Eduardo Baptista explica dificuldades da Ponte no 2º tempo contra o Cruzeiro e quer time focado para enfrentar o Santos na quinta (12)

Foto:PontePress/JoséHenriqueSemedo

Após estar na frente do placar contra o Cruzeiro ontem (8), fora de casa, a Ponte levou a virada na segunda etapa e perdeu por 2 a 1. O técnico Eduardo Baptista comenta o que gerou a queda de rendimento de um período para o outro. “Fizemos um primeiro tempo muito bom, marcamos, conseguimos ter uma saída, acredito até que poderíamos ter saído um pouco mais. No segundo tempo sentimos essa sequência, alguns jogadores baixaram o ritmo um pouco, e tivemos dificuldade de atacar e de ter a bola. E o Cruzeiro, com sua qualidade, foi feliz e saiu com a vitória”, avalia.

O  técnico enfatiza que a Macaca foi para buscar os três pontos em Minas Gerais. “Quando se joga Série A não se pode ir para um jogo esperando derrota. Trabalhamos sempre para vencer. No primeiro tempo, se a Ponte tivesse tido um pouco mais de tranquilidade, poderia ter saído com um placar mais elástico. E no segundo tempo tivemos dificuldade, todas as substituições foram por questão física e fica um pouco amarrado para mexer. Viemos para conquistar o resultado, estávamos conseguindo por grande parte do segundo tempo, mas infelizmente não deu. Agora em casa termos que buscar para continuar somando”, comenta.

Sobre as mudanças, uma aconteceu logo aos sete minutos do primeiro tempo, quando o lateral-esquerdo Artur teve que ser substituído por contusão. “É complicado. Ele vinha bem, tinha confiança, mas a lesão no início nos diminuiu. Já tinhamos alterações programadas por questões físicas e essa aleteração inicial atrapalhou bastante”, revela.

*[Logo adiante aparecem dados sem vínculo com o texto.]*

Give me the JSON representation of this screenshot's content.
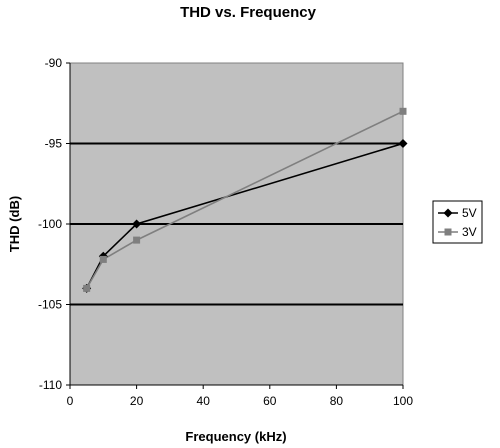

Eduardo Baptista enfatiza a importância de vencer no Majestoso, mas sem abdicar de pontuar fora de casa. “Nessa reta final todo jogo é pedreira. Está tudo muito nivelado. Para a Ponte Preta o que nós buscamos é fazer o estádio forte, somar os pontos e buscar também fora de casa. Não dá para falar que passando Santos e Palmeiras fica mais fácil. É tudo igual, jogo de concentração, entrega, temos que estar organizados e prepardos para fazer os pontos que precisamos, para sair dessa situação”, afirma o comandante, que sabe onde deve focar para reverter a atual situação da equipe no Brasileiro.

“Temos que manter a concentração por 90 minutos. Deixamos uma herança aqui no ano passado e isso mudou. Houve uma mudança de postura, com duas alterações de treinador e isso acaba modificando. Temos que manter a concentração e o físico por 90 minutos. Tivemos um primeiro tempo muito bom, onde o Cruzeiro só teve situações de longa distância. Aí essa concentração abaixou um pouco e foi onde o adversário entrou no jogo e fez a virada”, conclui.